‘It’s a great honour’: Neil Mitchell takes out top gong at radio’s night of nights

Oct 17, 2023
Mitchell said "it’s a great honour to be stepping down from daily radio on top" after he was named Best Presenter the eighth time. Source: Getty Images.

The radio industry’s crème de la crème gathered on Saturday, October 14 in Sydney for the most anticipated night of the year, the Australian Commercial Radio & Audio (ACRA) Awards.

The annual event honours the outstanding achievements of radio personalities and broadcasters who captivate and entertain millions of listeners across the nation and it was Neil Mitchell who shone the brightest, walking away with the top gong of the evening.

Mitchell took home the award for Best News Coverage for his reporting on the Victorian floods as well as the prestigious Best Talk Presenter for the eighth time, cementing his position at the top of the radio game after an incredible 34 years hosting 3AW Mornings.

Mitchell said “it’s a great honour to be stepping down from daily radio on top” after he received the coveted award.
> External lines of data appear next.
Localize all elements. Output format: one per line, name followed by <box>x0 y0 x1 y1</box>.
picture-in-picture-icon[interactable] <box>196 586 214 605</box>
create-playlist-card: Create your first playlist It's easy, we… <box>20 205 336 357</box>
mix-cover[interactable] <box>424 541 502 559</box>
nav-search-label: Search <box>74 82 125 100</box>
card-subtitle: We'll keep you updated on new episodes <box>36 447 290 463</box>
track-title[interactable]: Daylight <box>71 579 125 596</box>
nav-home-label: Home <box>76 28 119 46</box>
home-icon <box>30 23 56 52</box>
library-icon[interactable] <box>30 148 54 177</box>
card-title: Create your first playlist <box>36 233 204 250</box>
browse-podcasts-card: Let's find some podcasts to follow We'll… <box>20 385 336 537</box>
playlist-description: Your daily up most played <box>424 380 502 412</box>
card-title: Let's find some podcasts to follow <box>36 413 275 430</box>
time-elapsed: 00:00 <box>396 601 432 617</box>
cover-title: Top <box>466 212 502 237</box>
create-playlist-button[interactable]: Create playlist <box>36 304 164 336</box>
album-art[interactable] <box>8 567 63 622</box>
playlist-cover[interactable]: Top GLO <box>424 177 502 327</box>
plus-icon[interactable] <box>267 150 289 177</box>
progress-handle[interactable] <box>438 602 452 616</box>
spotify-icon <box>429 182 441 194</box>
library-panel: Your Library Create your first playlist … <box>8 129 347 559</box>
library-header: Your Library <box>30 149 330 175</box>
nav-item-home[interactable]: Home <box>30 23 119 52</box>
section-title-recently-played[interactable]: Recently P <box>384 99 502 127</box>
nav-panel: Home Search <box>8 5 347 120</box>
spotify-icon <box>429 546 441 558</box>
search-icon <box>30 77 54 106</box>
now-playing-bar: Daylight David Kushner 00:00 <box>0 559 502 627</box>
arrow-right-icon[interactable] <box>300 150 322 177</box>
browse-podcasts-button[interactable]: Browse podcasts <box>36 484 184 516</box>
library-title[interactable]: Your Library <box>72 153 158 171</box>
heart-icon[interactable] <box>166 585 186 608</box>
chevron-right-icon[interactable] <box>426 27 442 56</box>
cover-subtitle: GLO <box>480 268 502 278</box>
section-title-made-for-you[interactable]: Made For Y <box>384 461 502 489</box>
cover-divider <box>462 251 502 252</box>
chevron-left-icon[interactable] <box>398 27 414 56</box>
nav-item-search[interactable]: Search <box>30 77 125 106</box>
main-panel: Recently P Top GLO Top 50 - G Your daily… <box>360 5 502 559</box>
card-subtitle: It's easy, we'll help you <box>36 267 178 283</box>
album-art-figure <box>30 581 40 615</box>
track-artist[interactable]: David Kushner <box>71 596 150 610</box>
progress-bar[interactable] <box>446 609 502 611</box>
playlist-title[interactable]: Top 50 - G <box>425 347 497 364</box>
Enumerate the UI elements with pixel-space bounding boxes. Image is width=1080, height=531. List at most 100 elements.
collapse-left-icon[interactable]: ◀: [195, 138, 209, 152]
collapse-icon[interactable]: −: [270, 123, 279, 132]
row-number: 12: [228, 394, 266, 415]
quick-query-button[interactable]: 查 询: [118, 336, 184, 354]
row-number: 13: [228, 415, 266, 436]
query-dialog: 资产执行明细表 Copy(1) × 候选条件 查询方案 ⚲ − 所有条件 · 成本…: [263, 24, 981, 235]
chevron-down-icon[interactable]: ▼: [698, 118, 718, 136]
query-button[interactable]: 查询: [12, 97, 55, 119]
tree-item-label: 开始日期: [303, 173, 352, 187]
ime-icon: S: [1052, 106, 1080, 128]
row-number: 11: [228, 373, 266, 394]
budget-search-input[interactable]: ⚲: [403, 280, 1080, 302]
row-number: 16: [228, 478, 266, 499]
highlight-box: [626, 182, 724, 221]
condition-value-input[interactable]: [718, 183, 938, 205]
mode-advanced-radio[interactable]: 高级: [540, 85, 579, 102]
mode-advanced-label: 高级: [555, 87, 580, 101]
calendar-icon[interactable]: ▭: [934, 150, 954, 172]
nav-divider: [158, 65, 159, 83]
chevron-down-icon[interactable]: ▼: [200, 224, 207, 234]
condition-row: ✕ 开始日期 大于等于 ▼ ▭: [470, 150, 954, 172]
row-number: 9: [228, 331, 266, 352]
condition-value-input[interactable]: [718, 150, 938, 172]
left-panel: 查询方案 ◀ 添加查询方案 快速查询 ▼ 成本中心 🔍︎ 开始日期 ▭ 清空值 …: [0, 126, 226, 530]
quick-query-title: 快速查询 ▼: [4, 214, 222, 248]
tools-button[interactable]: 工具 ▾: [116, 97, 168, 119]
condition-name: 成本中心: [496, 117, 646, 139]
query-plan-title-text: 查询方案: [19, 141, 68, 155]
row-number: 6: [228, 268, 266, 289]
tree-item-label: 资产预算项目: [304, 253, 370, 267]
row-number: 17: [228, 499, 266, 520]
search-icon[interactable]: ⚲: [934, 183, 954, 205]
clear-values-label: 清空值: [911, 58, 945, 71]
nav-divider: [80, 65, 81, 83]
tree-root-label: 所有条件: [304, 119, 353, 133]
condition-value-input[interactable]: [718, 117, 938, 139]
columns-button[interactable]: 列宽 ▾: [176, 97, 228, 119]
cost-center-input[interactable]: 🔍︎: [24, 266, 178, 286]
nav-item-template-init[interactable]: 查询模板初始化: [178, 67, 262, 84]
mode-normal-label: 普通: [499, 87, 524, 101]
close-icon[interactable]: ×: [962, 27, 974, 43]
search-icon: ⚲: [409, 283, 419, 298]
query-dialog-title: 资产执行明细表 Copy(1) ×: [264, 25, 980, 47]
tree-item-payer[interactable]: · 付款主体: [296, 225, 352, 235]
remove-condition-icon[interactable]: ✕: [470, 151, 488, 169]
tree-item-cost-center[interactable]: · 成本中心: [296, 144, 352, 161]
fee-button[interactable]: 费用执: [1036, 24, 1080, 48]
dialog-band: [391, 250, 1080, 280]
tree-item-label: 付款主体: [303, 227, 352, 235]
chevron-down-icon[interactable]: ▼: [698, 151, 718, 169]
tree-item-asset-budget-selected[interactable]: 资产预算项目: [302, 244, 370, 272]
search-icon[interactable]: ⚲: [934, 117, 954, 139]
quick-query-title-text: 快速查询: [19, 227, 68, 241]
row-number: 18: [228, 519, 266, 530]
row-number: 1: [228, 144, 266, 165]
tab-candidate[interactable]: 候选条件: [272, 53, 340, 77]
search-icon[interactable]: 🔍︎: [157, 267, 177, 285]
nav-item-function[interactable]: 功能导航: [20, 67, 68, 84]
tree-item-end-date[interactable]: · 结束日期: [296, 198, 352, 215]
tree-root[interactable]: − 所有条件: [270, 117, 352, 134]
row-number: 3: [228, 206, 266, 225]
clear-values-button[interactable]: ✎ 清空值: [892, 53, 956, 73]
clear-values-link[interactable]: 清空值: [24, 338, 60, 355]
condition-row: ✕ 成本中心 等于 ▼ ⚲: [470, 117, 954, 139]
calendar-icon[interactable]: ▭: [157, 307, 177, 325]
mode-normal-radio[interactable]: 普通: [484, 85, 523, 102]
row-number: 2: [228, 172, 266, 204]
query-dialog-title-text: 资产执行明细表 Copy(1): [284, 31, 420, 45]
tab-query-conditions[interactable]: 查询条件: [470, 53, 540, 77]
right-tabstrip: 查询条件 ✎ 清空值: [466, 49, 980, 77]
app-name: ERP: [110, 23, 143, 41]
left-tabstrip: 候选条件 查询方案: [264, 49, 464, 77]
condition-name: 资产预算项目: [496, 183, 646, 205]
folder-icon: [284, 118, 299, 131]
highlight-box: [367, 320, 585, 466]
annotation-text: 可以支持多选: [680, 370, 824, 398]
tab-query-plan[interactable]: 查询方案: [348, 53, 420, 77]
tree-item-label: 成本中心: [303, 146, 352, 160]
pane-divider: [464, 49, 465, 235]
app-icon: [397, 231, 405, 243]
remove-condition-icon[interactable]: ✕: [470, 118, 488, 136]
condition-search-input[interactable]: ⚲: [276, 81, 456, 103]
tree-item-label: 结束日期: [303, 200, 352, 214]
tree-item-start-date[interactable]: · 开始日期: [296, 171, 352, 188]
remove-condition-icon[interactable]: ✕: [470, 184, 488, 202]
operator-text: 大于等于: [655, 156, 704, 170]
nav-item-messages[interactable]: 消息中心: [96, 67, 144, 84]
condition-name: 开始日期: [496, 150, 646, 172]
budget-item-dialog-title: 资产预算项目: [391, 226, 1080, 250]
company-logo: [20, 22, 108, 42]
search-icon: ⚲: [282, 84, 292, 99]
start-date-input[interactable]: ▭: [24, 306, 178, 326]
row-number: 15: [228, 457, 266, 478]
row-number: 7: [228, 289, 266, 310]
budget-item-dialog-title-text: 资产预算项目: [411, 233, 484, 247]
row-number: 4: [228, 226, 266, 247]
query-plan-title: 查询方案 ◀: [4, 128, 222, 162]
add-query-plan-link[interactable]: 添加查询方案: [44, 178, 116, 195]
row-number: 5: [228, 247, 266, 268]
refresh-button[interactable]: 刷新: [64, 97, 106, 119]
“I was going to use this as a farewell speech, probably a few of you would be aware that I have announced I am stepping down at the end of the year from daily radio to do a whole pile of things, but I don’t know, with this award if you reckon I am this good, maybe I should stay on,” Mitchell joked as he accepted the honour.

“Tom Elliott, you can bugger off back to Drive and Jacqui Felgate, mid dawns are available, I believe.

“Seriously though, good luck to both of you. It is a huge challenge and a huge honour you are taking on and I wish you well.

“One of my predecessors once said he had so many of these (radio industry awards) he used them as a doorstop.

“I can assure you I do not. They have pride of place in my office at home.

“But just a brief message to those staying in this bloody weird business, it drives you mad at times, it is massively unfair at times, it is run by idiots at times, and we have all seen a few of those, but it is the best job in the world.

“The real boss is the audience. This is the best job in the world. Enjoy it. Respect that real boss.

“Having a microphone for me has been an enormous privilege and 3AW and radio have been, apart from family, been the great loves of my life.

“To the audience and to radio, thank you for having me all these years.”

Mitchell’s top honour comes after the iconic radio presenter announced he will be stepping down as host of 3AW Mornings after more than 30 years on the air.

Mitchell made the announcement in a statement on Friday, September 1, telling his loyal fanbase that it was a “tough decision to step away from the daily program” and the “best job” he has ever had.

“Apart from my family, this has been my life and it has been a huge privilege,” he began.

“When a radio audience allows you into their lives you can’t help but feel the responsibility and the honour.

“As a broadcaster you cry with them, laugh with them, get angry as they do, and always fight for their interests.

“I have been acutely conscious of that privilege of the microphone every day I have been on air for over 36 years. It is a tough decision to step away from the daily program. It is the best job I have ever had.

“But I promise I will continue my philosophy and attitude through this new role. It is one I have crafted carefully with the approval of 3AW and Nine management because I want to continue to have an impact and continue to work for the audience as the media landscape changes.”

Mitchell joined 3AW in 1987, commencing a journey that would lead to an illustrious career. He started part-time on weekends and filled in as a morning host for Derryn Hinch. By October of that year, he hosted the Drive program, and in 1990, he took on Mornings, becoming a key figure in Melbourne.

Mitchell’s achievements span across radio, TV, and newspapers, earning him Walkley, Quill, and ACRA awards. Notably, he’s the only person in both the Melbourne Press Club Hall of Fame and the Australian Commercial Radio Hall of Fame.

His other accolades include an impressive tally of eight Melbourne Press Club Quill Awards for Best Radio Current Affairs Report, complemented by another for his prowess as a columnist.

Notably, the Melbourne Press Club Graham Perkin Australian Journalist of the Year Award of 2011 found its rightful home in Mitchell’s hands, marking the first instance of a radio journalist securing this coveted recognition over a quarter of a century.

In a subsequent triumph, a Walkley Award was bestowed upon him in the radio/audio news and current affairs category, an acknowledgment of his incisive reporting that revealed the Ford Motor Company’s decision to cease vehicle manufacturing in Australia post-2016.

In 2007, he became an Officer of the Order of Australia (AO) for his contributions to media and the community through charitable work.